1. Update the working environment


The workplace will never look as it was before, and companies must be keen and ready to adapt. HR leaders can start with digitizing operations and providing tools that will allow flexibility. Employees should also be given something to look forward to, be it a ‘breakout’ area where they can work away from their desks or a free subscription to apps that may enrich their lives outside the office.


2. Rebuild employee engagement


A lot of staff felt the fatigue that comes with working from home, and that has affected employees’ productivity. To help team members with burnout, invest in improving company culture. Leaders may want to plan social events and development programs as a means to build and improve relationships among employees and keep track of everyone’s mental health.


3. Help establish healthy routines


It is now commonplace to see thermal scanners and hand sanitisers everywhere, but companies must go the extra mile to make their employees feel that they are in a safe and healthy environment. To do this, HR leaders can introduce ideas like meeting-free Fridays to help employees manage weekly workloads, or provide activity trackers to nudge healthy behaviours.


4. Foster healthy competition, and give recognition


Setting a benchmark for performances and rewarding those who can meet targets is a good way to motivate employees and boost engagement after a long period of remote work. Stirring up competition could also encourage members to give their best and generate new ideas, knowing that their efforts will be recognized.

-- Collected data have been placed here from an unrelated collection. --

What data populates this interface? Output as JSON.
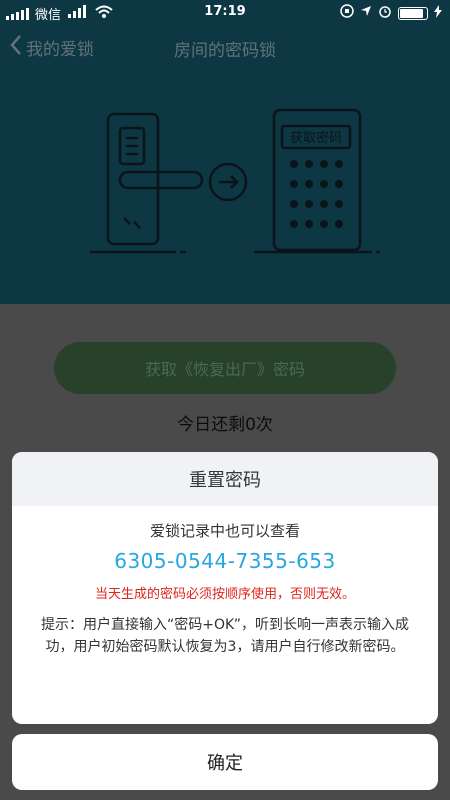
{
  "status": {
    "carrier": "微信",
    "time": "17:19"
  },
  "nav": {
    "back_label": "我的爱锁",
    "title": "房间的密码锁"
  },
  "hero": {
    "keypad_label": "获取密码"
  },
  "main": {
    "button_label": "获取《恢复出厂》密码",
    "remaining_text": "今日还剩0次"
  },
  "dialog": {
    "title": "重置密码",
    "subtitle": "爱锁记录中也可以查看",
    "code": "6305-0544-7355-653",
    "warning": "当天生成的密码必须按顺序使用，否则无效。",
    "tip": "提示：用户直接输入“密码+OK”，听到长响一声表示输入成功，用户初始密码默认恢复为3，请用户自行修改新密码。"
  },
  "confirm_label": "确定",
  "colors": {
    "header_bg": "#0d3742",
    "accent_code": "#27a6e0",
    "warning": "#e0241e"
  }
}
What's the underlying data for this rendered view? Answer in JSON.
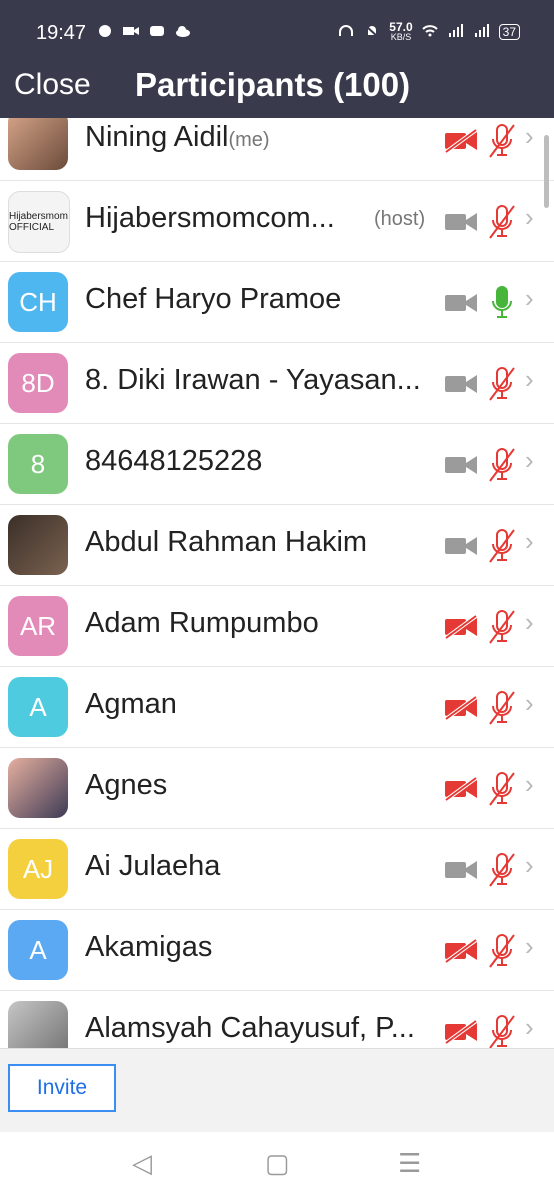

5. Make the office an incentive


A lot of employees have become cold to the idea of working on-site, to the point that others would rather quit if they are not given the option to work remotely. Some companies have offered stipends to encourage employees to get out – be it a travel allowance, gym membership, or free meals on a given day of the week. Others allow flexible arrival and departure times or have anchored performance based on outputs more than time logs. The idea is to make offices more inviting, not more restrictive.